UUID's as primary keys
I'm building an app where I have several entities that are identified
using a UUID (i.e. a 128 bit quantity). My current implementation uses a
composite primary key consisting of two int8 values. It's a bit
cumbersome and I would much rather have a distinct type. An earlier
implementation using Oracle mapped the UUID to a RAW(16) but PostgreSQL
doesn't have that and the BYTEA adds extra overhead.
What would be the best (as in most efficient) mapping for a 128 bit
primary key?
Regards,
Thomas Hallgren
On Wed, Jun 28, 2006 at 09:01:49AM +0200, Thomas Hallgren wrote:
I'm building an app where I have several entities that are identified
using a UUID (i.e. a 128 bit quantity). My current implementation uses a
composite primary key consisting of two int8 values. It's a bit
cumbersome and I would much rather have a distinct type. An earlier
implementation using Oracle mapped the UUID to a RAW(16) but PostgreSQL
doesn't have that and the BYTEA adds extra overhead.What would be the best (as in most efficient) mapping for a 128 bit
primary key?
Sounds like something for a custom type. There's one here[1]http://gborg.postgresql.org/project/pguuid/projdisplay.php though I
have no idea how good it is.
[1]: http://gborg.postgresql.org/project/pguuid/projdisplay.php
Have a nice day,
--
Martijn van Oosterhout <kleptog@svana.org> http://svana.org/kleptog/
Show quoted text
From each according to his ability. To each according to his ability to litigate.
Martijn van Oosterhout wrote:
On Wed, Jun 28, 2006 at 09:01:49AM +0200, Thomas Hallgren wrote:
I'm building an app where I have several entities that are identified
using a UUID (i.e. a 128 bit quantity). My current implementation uses a
composite primary key consisting of two int8 values. It's a bit
cumbersome and I would much rather have a distinct type. An earlier
implementation using Oracle mapped the UUID to a RAW(16) but PostgreSQL
doesn't have that and the BYTEA adds extra overhead.What would be the best (as in most efficient) mapping for a 128 bit
primary key?Sounds like something for a custom type. There's one here[1] though I
have no idea how good it is.[1] http://gborg.postgresql.org/project/pguuid/projdisplay.php
Have a nice day,
Thanks.

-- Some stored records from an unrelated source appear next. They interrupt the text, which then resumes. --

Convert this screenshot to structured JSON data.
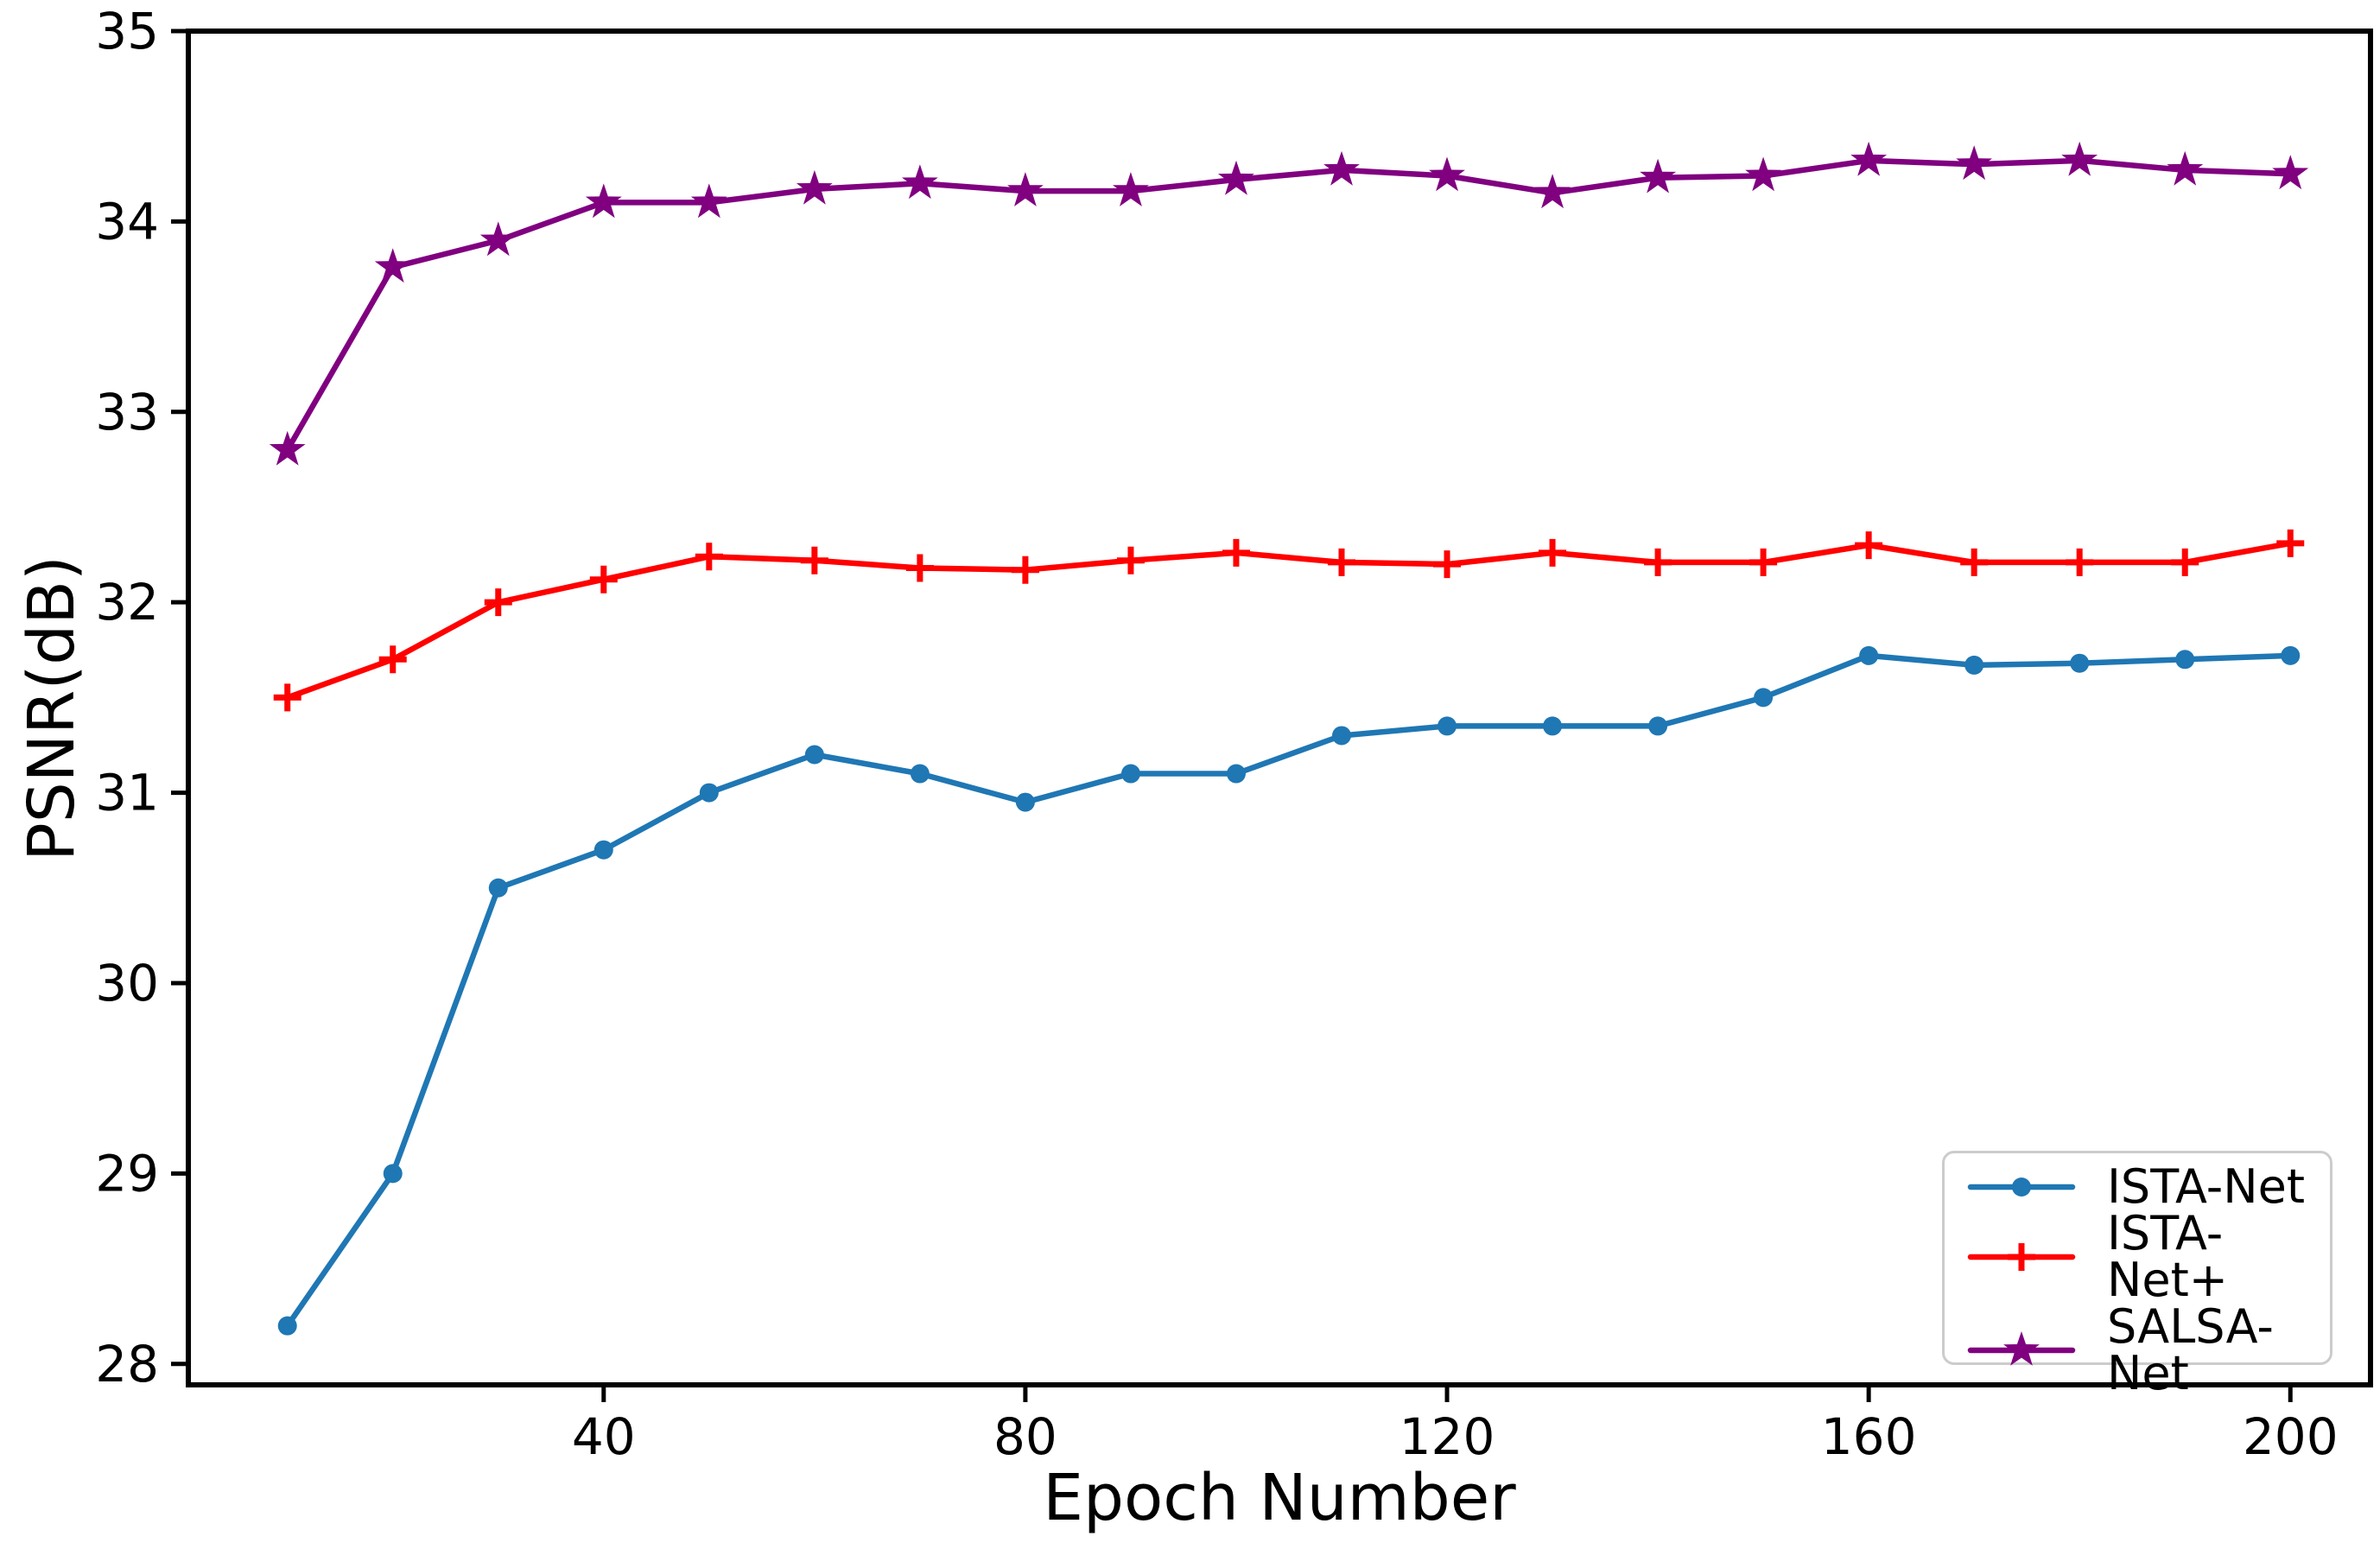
{
  "figure": {
    "background": "#ffffff",
    "axis_color": "#000000",
    "text_color": "#000000",
    "legend_border_color": "#cccccc"
  },
  "chart_data": {
    "type": "line",
    "title": "",
    "xlabel": "Epoch Number",
    "ylabel": "PSNR(dB)",
    "x": [
      10,
      20,
      30,
      40,
      50,
      60,
      70,
      80,
      90,
      100,
      110,
      120,
      130,
      140,
      150,
      160,
      170,
      180,
      190,
      200
    ],
    "series": [
      {
        "name": "ISTA-Net",
        "color": "#1f77b4",
        "marker": "circle",
        "values": [
          28.2,
          29.0,
          30.5,
          30.7,
          31.0,
          31.2,
          31.1,
          30.95,
          31.1,
          31.1,
          31.3,
          31.35,
          31.35,
          31.35,
          31.5,
          31.72,
          31.67,
          31.68,
          31.7,
          31.72
        ]
      },
      {
        "name": "ISTA-Net+",
        "color": "#ff0000",
        "marker": "plus",
        "values": [
          31.5,
          31.7,
          32.0,
          32.12,
          32.24,
          32.22,
          32.18,
          32.17,
          32.22,
          32.26,
          32.21,
          32.2,
          32.26,
          32.21,
          32.21,
          32.3,
          32.21,
          32.21,
          32.21,
          32.31
        ]
      },
      {
        "name": "SALSA-Net",
        "color": "#800080",
        "marker": "star",
        "values": [
          32.8,
          33.76,
          33.9,
          34.1,
          34.1,
          34.17,
          34.2,
          34.16,
          34.16,
          34.22,
          34.27,
          34.24,
          34.15,
          34.23,
          34.24,
          34.32,
          34.3,
          34.32,
          34.27,
          34.25
        ]
      }
    ],
    "x_ticks": [
      40,
      80,
      120,
      160,
      200
    ],
    "y_ticks": [
      28,
      29,
      30,
      31,
      32,
      33,
      34,
      35
    ],
    "xlim": [
      0.6,
      207.6
    ],
    "ylim": [
      27.89,
      35.0
    ],
    "grid": false,
    "legend_position": "lower right"
  }
}
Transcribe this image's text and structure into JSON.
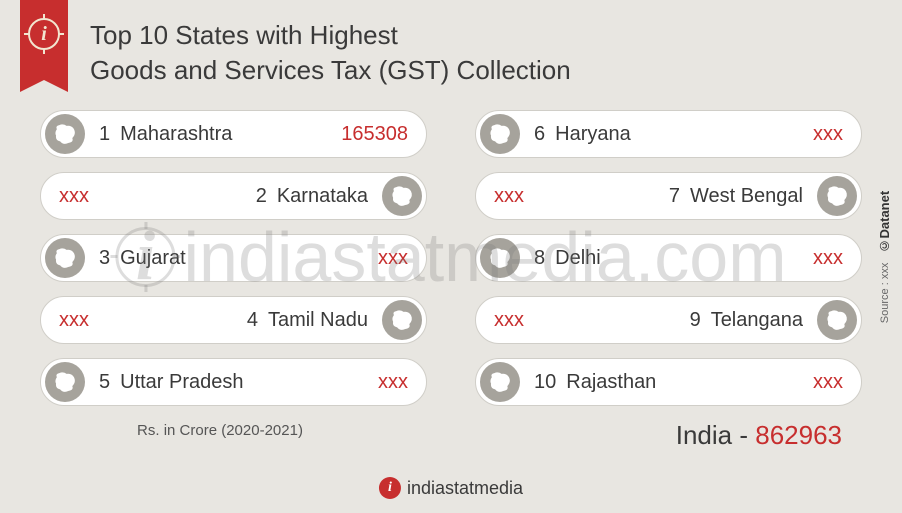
{
  "title_line1": "Top 10 States with Highest",
  "title_line2": "Goods and Services Tax (GST) Collection",
  "unit_note": "Rs. in Crore (2020-2021)",
  "total_label": "India",
  "total_sep": " - ",
  "total_value": "862963",
  "footer_brand": "indiastatmedia",
  "watermark_text": "indiastatmedia.com",
  "side_brand": "Datanet",
  "side_source": "Source : xxx",
  "col1": [
    {
      "rank": "1",
      "state": "Maharashtra",
      "value": "165308",
      "align": "left"
    },
    {
      "rank": "2",
      "state": "Karnataka",
      "value": "xxx",
      "align": "right"
    },
    {
      "rank": "3",
      "state": "Gujarat",
      "value": "xxx",
      "align": "left"
    },
    {
      "rank": "4",
      "state": "Tamil Nadu",
      "value": "xxx",
      "align": "right"
    },
    {
      "rank": "5",
      "state": "Uttar Pradesh",
      "value": "xxx",
      "align": "left"
    }
  ],
  "col2": [
    {
      "rank": "6",
      "state": "Haryana",
      "value": "xxx",
      "align": "left"
    },
    {
      "rank": "7",
      "state": "West Bengal",
      "value": "xxx",
      "align": "right"
    },
    {
      "rank": "8",
      "state": "Delhi",
      "value": "xxx",
      "align": "left"
    },
    {
      "rank": "9",
      "state": "Telangana",
      "value": "xxx",
      "align": "right"
    },
    {
      "rank": "10",
      "state": "Rajasthan",
      "value": "xxx",
      "align": "left"
    }
  ],
  "colors": {
    "accent": "#c72e2e",
    "background": "#e8e6e1",
    "pill_bg": "#ffffff",
    "text": "#3a3a3a",
    "badge": "#a6a39c"
  }
}
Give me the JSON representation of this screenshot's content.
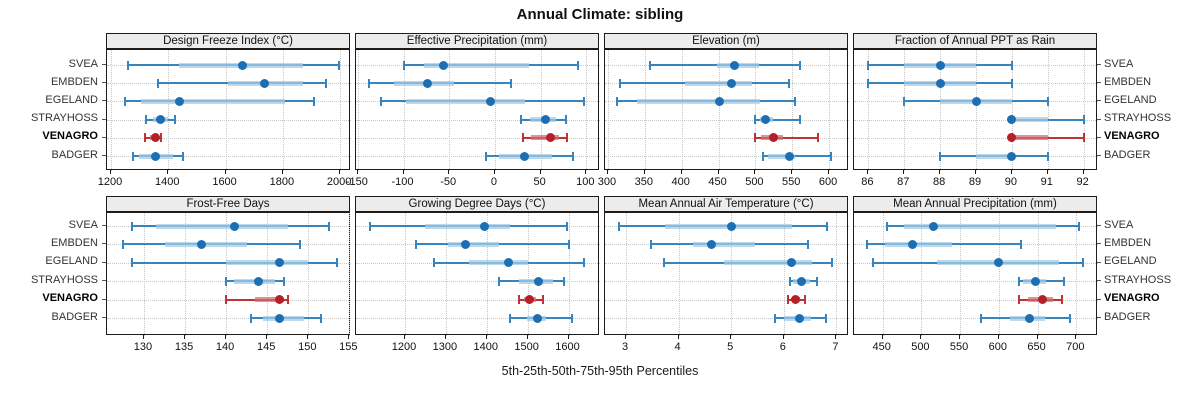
{
  "title": "Annual Climate: sibling",
  "caption": "5th-25th-50th-75th-95th Percentiles",
  "sites": [
    "SVEA",
    "EMBDEN",
    "EGELAND",
    "STRAYHOSS",
    "VENAGRO",
    "BADGER"
  ],
  "highlight_site": "VENAGRO",
  "colors": {
    "blue_line": "#3585c0",
    "blue_band": "#a5cbe6",
    "blue_dot": "#1d6fb3",
    "red_line": "#bf3333",
    "red_band": "#d07070",
    "red_dot": "#b42025",
    "grid": "#c8c8c8",
    "strip_bg": "#ececec",
    "border": "#1c1c1c"
  },
  "chart_data": {
    "type": "scatter",
    "subtype": "trellis-percentile-interval-dotplot",
    "layout_hint": "2 rows x 4 columns, free x scales, site labels on left and right, dotted grid",
    "percentiles": [
      5,
      25,
      50,
      75,
      95
    ],
    "group_rows": [
      "SVEA",
      "EMBDEN",
      "EGELAND",
      "STRAYHOSS",
      "VENAGRO",
      "BADGER"
    ],
    "highlight_row": "VENAGRO",
    "panels": [
      {
        "title": "Design Freeze Index (°C)",
        "xlim": [
          1186,
          2038
        ],
        "ticks": [
          1200,
          1400,
          1600,
          1800,
          2000
        ],
        "values": {
          "SVEA": [
            1260,
            1438,
            1660,
            1872,
            1995
          ],
          "EMBDEN": [
            1365,
            1610,
            1737,
            1869,
            1952
          ],
          "EGELAND": [
            1249,
            1306,
            1438,
            1809,
            1909
          ],
          "STRAYHOSS": [
            1323,
            1346,
            1372,
            1398,
            1423
          ],
          "VENAGRO": [
            1320,
            1335,
            1355,
            1365,
            1375
          ],
          "BADGER": [
            1278,
            1296,
            1356,
            1416,
            1452
          ]
        }
      },
      {
        "title": "Effective Precipitation (mm)",
        "xlim": [
          -152,
          115
        ],
        "ticks": [
          -150,
          -100,
          -50,
          0,
          50,
          100
        ],
        "values": {
          "SVEA": [
            -99,
            -78,
            -56,
            37,
            91
          ],
          "EMBDEN": [
            -138,
            -110,
            -74,
            -45,
            18
          ],
          "EGELAND": [
            -125,
            -97,
            -5,
            33,
            98
          ],
          "STRAYHOSS": [
            29,
            38,
            55,
            67,
            78
          ],
          "VENAGRO": [
            31,
            40,
            61,
            70,
            79
          ],
          "BADGER": [
            -10,
            5,
            32,
            63,
            85
          ]
        }
      },
      {
        "title": "Elevation (m)",
        "xlim": [
          296,
          627
        ],
        "ticks": [
          300,
          350,
          400,
          450,
          500,
          550,
          600
        ],
        "values": {
          "SVEA": [
            357,
            448,
            472,
            505,
            561
          ],
          "EMBDEN": [
            317,
            405,
            468,
            495,
            545
          ],
          "EGELAND": [
            312,
            340,
            451,
            506,
            554
          ],
          "STRAYHOSS": [
            500,
            506,
            514,
            524,
            560
          ],
          "VENAGRO": [
            500,
            508,
            524,
            537,
            585
          ],
          "BADGER": [
            510,
            517,
            546,
            554,
            602
          ]
        }
      },
      {
        "title": "Fraction of Annual PPT as Rain",
        "xlim": [
          85.6,
          92.4
        ],
        "ticks": [
          86,
          87,
          88,
          89,
          90,
          91,
          92
        ],
        "values": {
          "SVEA": [
            86,
            87,
            88,
            89,
            90
          ],
          "EMBDEN": [
            86,
            87,
            88,
            89,
            90
          ],
          "EGELAND": [
            87,
            88,
            89,
            90,
            91
          ],
          "STRAYHOSS": [
            90,
            90,
            90,
            91,
            92
          ],
          "VENAGRO": [
            90,
            90,
            90,
            91,
            92
          ],
          "BADGER": [
            88,
            89,
            90,
            90,
            91
          ]
        }
      },
      {
        "title": "Frost-Free Days",
        "xlim": [
          125.5,
          155.2
        ],
        "ticks": [
          130,
          135,
          140,
          145,
          150,
          155
        ],
        "values": {
          "SVEA": [
            128.5,
            131.5,
            141,
            147.5,
            152.5
          ],
          "EMBDEN": [
            127.5,
            132.5,
            137,
            142.5,
            149
          ],
          "EGELAND": [
            128.5,
            140,
            146.5,
            150,
            153.5
          ],
          "STRAYHOSS": [
            140,
            141,
            144,
            146,
            147
          ],
          "VENAGRO": [
            140,
            143.5,
            146.5,
            147,
            147.5
          ],
          "BADGER": [
            143,
            144.5,
            146.5,
            149.5,
            151.5
          ]
        }
      },
      {
        "title": "Growing Degree Days (°C)",
        "xlim": [
          1080,
          1677
        ],
        "ticks": [
          1200,
          1300,
          1400,
          1500,
          1600
        ],
        "values": {
          "SVEA": [
            1115,
            1250,
            1395,
            1457,
            1597
          ],
          "EMBDEN": [
            1228,
            1305,
            1348,
            1429,
            1600
          ],
          "EGELAND": [
            1270,
            1356,
            1452,
            1502,
            1638
          ],
          "STRAYHOSS": [
            1430,
            1480,
            1526,
            1562,
            1588
          ],
          "VENAGRO": [
            1478,
            1490,
            1504,
            1520,
            1537
          ],
          "BADGER": [
            1457,
            1498,
            1524,
            1546,
            1609
          ]
        }
      },
      {
        "title": "Mean Annual Air Temperature (°C)",
        "xlim": [
          2.6,
          7.24
        ],
        "ticks": [
          3,
          4,
          5,
          6,
          7
        ],
        "values": {
          "SVEA": [
            2.86,
            3.75,
            5.0,
            6.15,
            6.82
          ],
          "EMBDEN": [
            3.48,
            4.28,
            4.63,
            5.46,
            6.46
          ],
          "EGELAND": [
            3.73,
            4.87,
            6.15,
            6.53,
            6.91
          ],
          "STRAYHOSS": [
            6.12,
            6.18,
            6.34,
            6.49,
            6.64
          ],
          "VENAGRO": [
            6.08,
            6.15,
            6.23,
            6.31,
            6.41
          ],
          "BADGER": [
            5.84,
            6.0,
            6.29,
            6.52,
            6.81
          ]
        }
      },
      {
        "title": "Mean Annual Precipitation (mm)",
        "xlim": [
          413,
          728
        ],
        "ticks": [
          450,
          500,
          550,
          600,
          650,
          700
        ],
        "values": {
          "SVEA": [
            455,
            478,
            516,
            674,
            704
          ],
          "EMBDEN": [
            430,
            453,
            488,
            540,
            628
          ],
          "EGELAND": [
            437,
            520,
            600,
            678,
            709
          ],
          "STRAYHOSS": [
            626,
            631,
            647,
            661,
            684
          ],
          "VENAGRO": [
            626,
            637,
            656,
            670,
            682
          ],
          "BADGER": [
            577,
            614,
            640,
            660,
            692
          ]
        }
      }
    ]
  }
}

That would of course work but at the same time it increases the
complexity of my app. Yet another component to install and keep track
of. It's also a bit of an overkill since the only thing I need is an
opaque bit storage. Why is it that PostgreSQL lack a fixed length binary
type similar to the RAW type in Oracle? ISTM that could be very useful
and not very hard to implement.
Regards,
Thomas Hallgren
On Wed, Jun 28, 2006 at 10:22:45AM +0200, Thomas Hallgren wrote:
Thanks. That would of course work but at the same time it increases the
complexity of my app. Yet another component to install and keep track
of. It's also a bit of an overkill since the only thing I need is an
opaque bit storage. Why is it that PostgreSQL lack a fixed length binary
type similar to the RAW type in Oracle? ISTM that could be very useful
and not very hard to implement.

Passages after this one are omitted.